Esta nueva Scream repasa el culto al género que dio origen a la franquicia –ahora ya declarada- de Craven, pero le da una vuelta de tuerca: lo importante no es solo la réplica de la muerte verdadera en clave cinematográfica sino la pérdida misma de la diferencia entre ambas. “Cuando hundí el cuchillo varias veces sentí que solo era carne”, asoma como una de las principales referencias a ese crudo realismo que impulsa a las multitudinarias puñaladas.
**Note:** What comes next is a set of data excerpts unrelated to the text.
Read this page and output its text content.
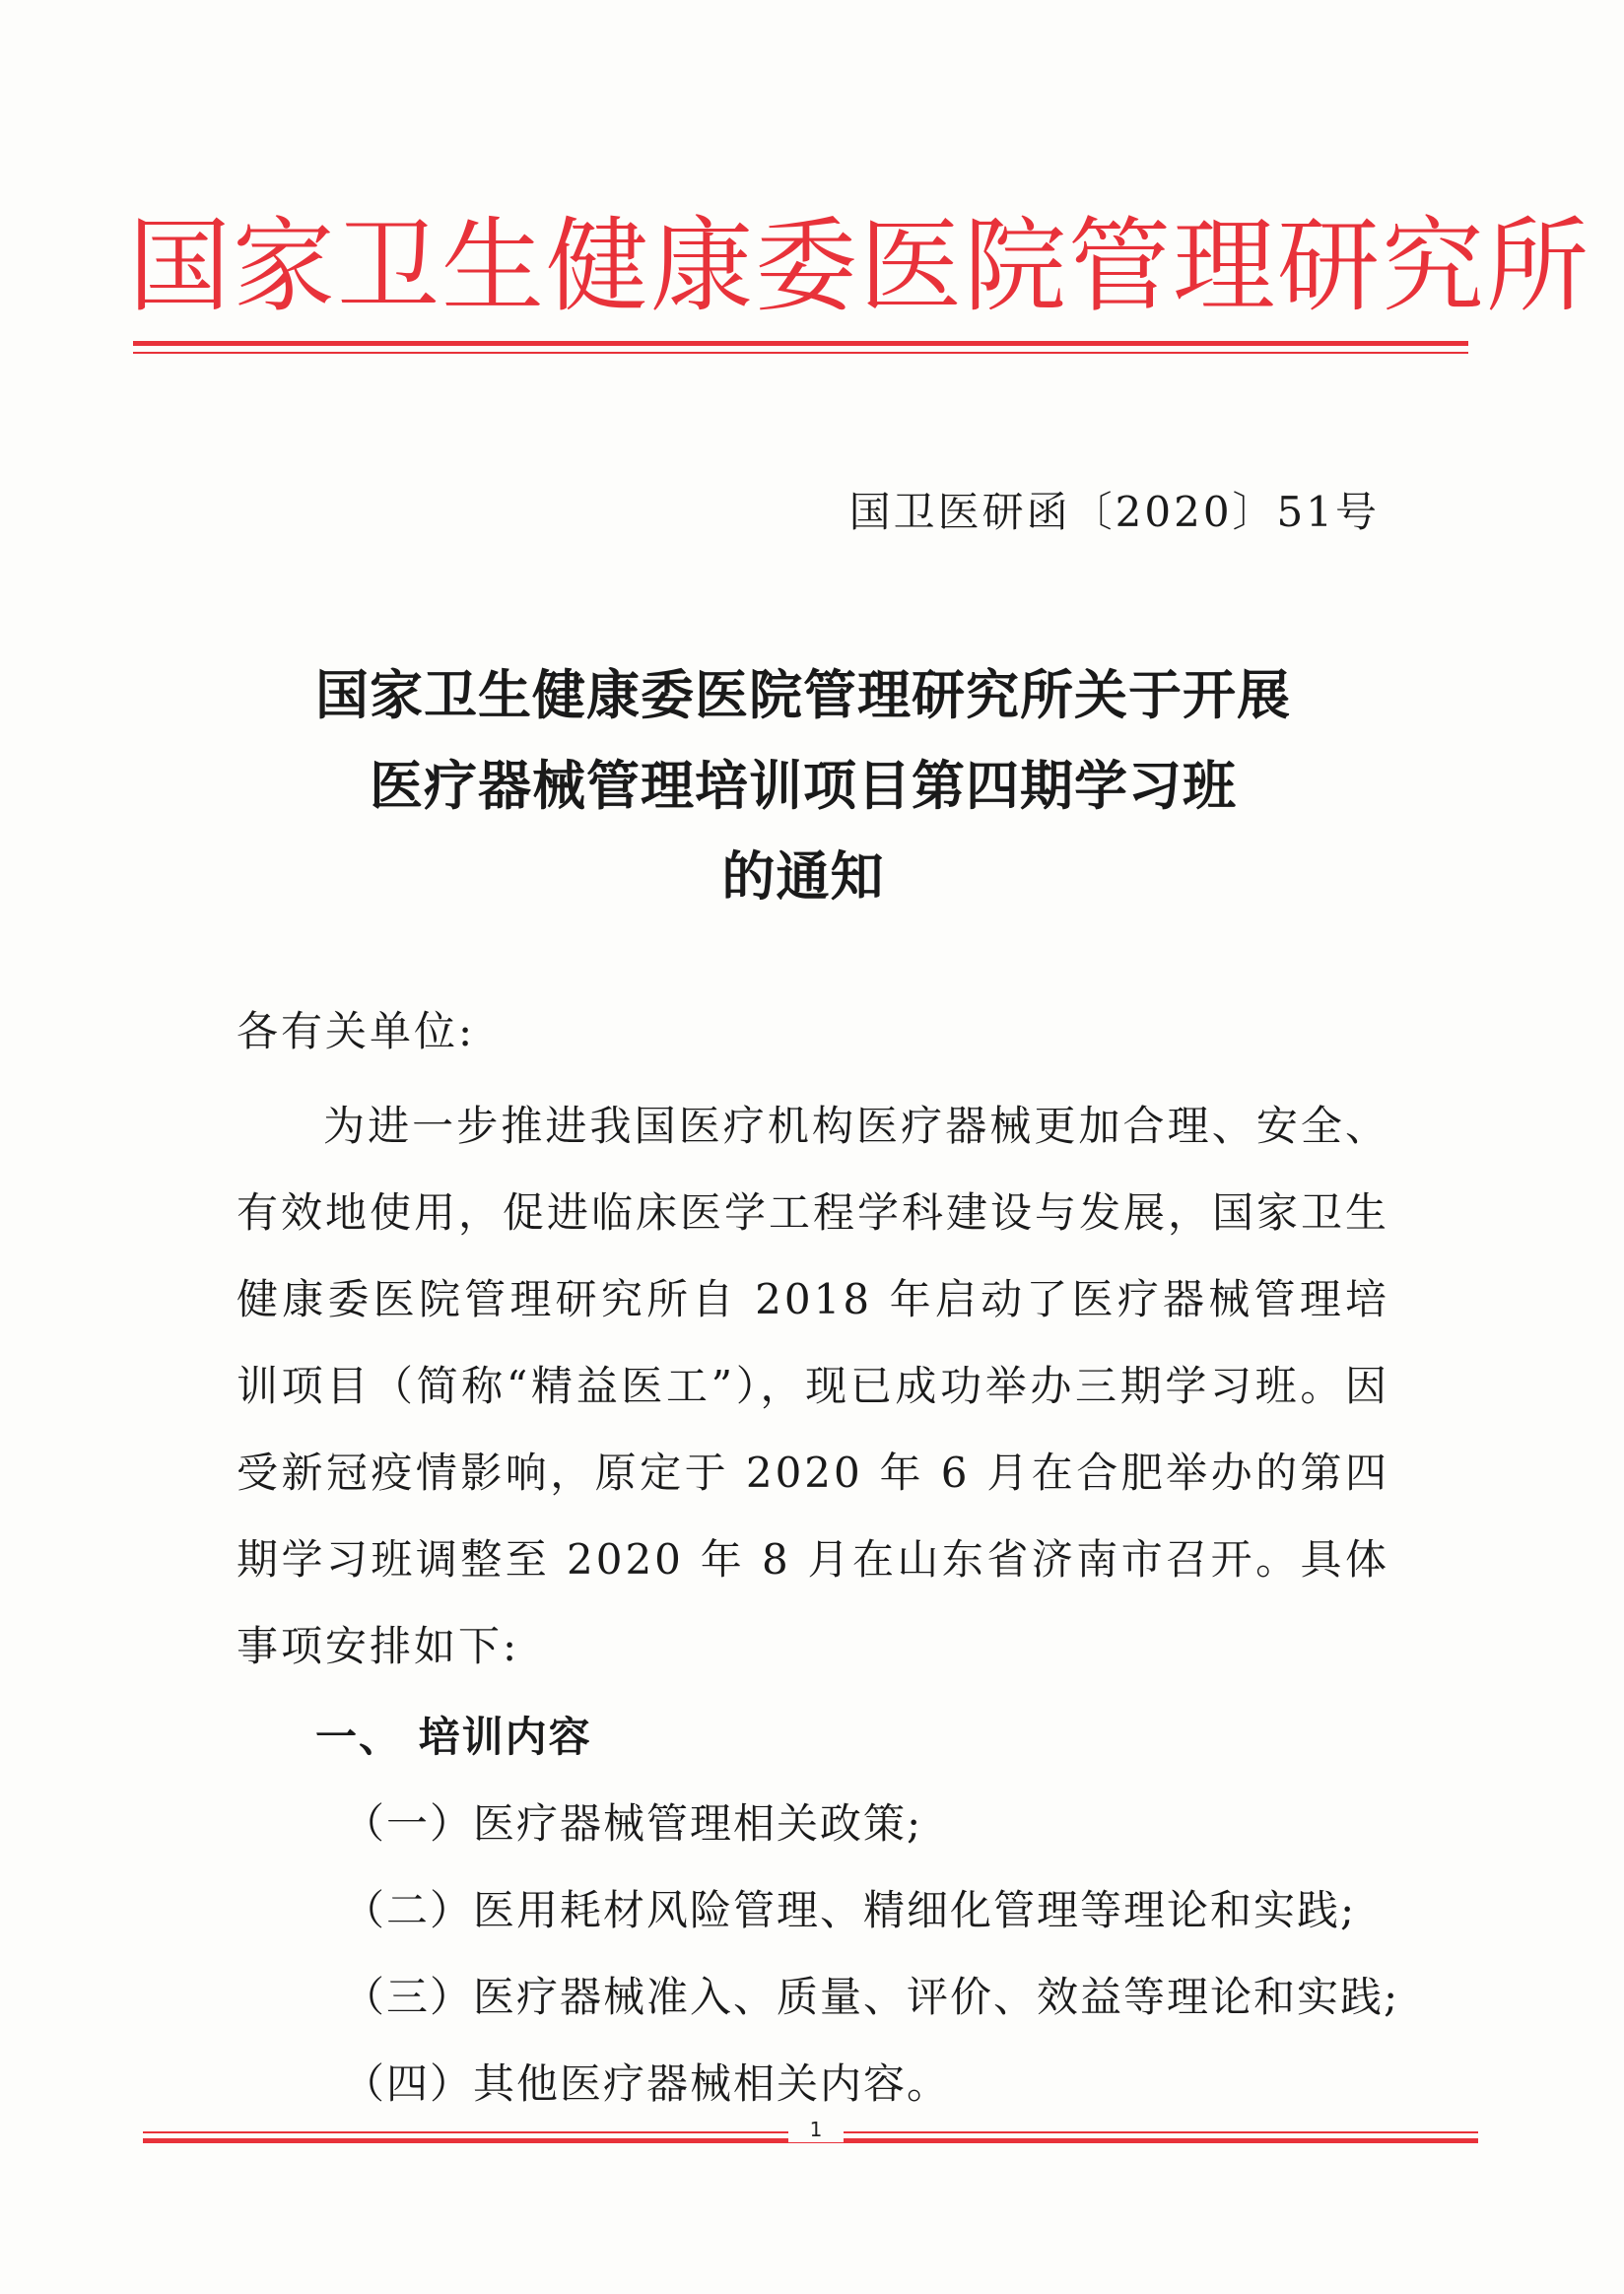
国家卫生健康委医院管理研究所
国卫医研函〔2020〕51号
国家卫生健康委医院管理研究所关于开展
医疗器械管理培训项目第四期学习班
的通知
各有关单位:
为进一步推进我国医疗机构医疗器械更加合理、安全、有效地使用，促进临床医学工程学科建设与发展，国家卫生健康委医院管理研究所自 2018 年启动了医疗器械管理培训项目（简称“精益医工”），现已成功举办三期学习班。因受新冠疫情影响，原定于 2020 年 6 月在合肥举办的第四期学习班调整至 2020 年 8 月在山东省济南市召开。具体事项安排如下:
一、 培训内容
（一）医疗器械管理相关政策;
（二）医用耗材风险管理、精细化管理等理论和实践;
（三）医疗器械准入、质量、评价、效益等理论和实践;
（四）其他医疗器械相关内容。
1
Siguiendo la idea del dos como número clave, la película se espeja no solo con Psicosis 2 –a la que reivindica como subvalorada- en el salto temporal respecto a la original y en la madurez de la violencia, sino también con la propia Scream 2 (1997) que ubicaba a los sobrevivientes de Woodsboro en la universidad, entre el fragor de la gran ciudad y las locuras de las fraternidades. La película retiene sus pequeños misterios de identidades y los juegos de enigmas entre personajes y espectadores pero la puesta en escena de los crímenes es impactante, sin golpes de efecto banales sino afirmada en un terror implacable y en continuado. El humor se reafirma en la tragedia subterránea que define a las hermanas Sam (Melissa Barrera) y Tara Carpenter (Jenna Ortega), haciendo a estas nuevas heroínas –sobre todo a Sam- conscientes de su tensa dualidad entre realidad y representación, entre terror y sátira.

Matt Bettinelli-Olpin y Tyller Gillet expanden el universo de Scream en clara sintonía con el legado de Craven y el beneplácito del guionista Kevin Williamson, pero consiguen un exponente vital del terror contemporáneo, sin los tics del slasher automático que terminó ahogando a muchas de las sagas de los 80 –algunas de las Halloween, Martes 13, la propia Scream 4- y reactivo a las pretensiones del “terror elevado”. Una digna sucesora de esta nueva era, brutal y terrorífica hasta el final.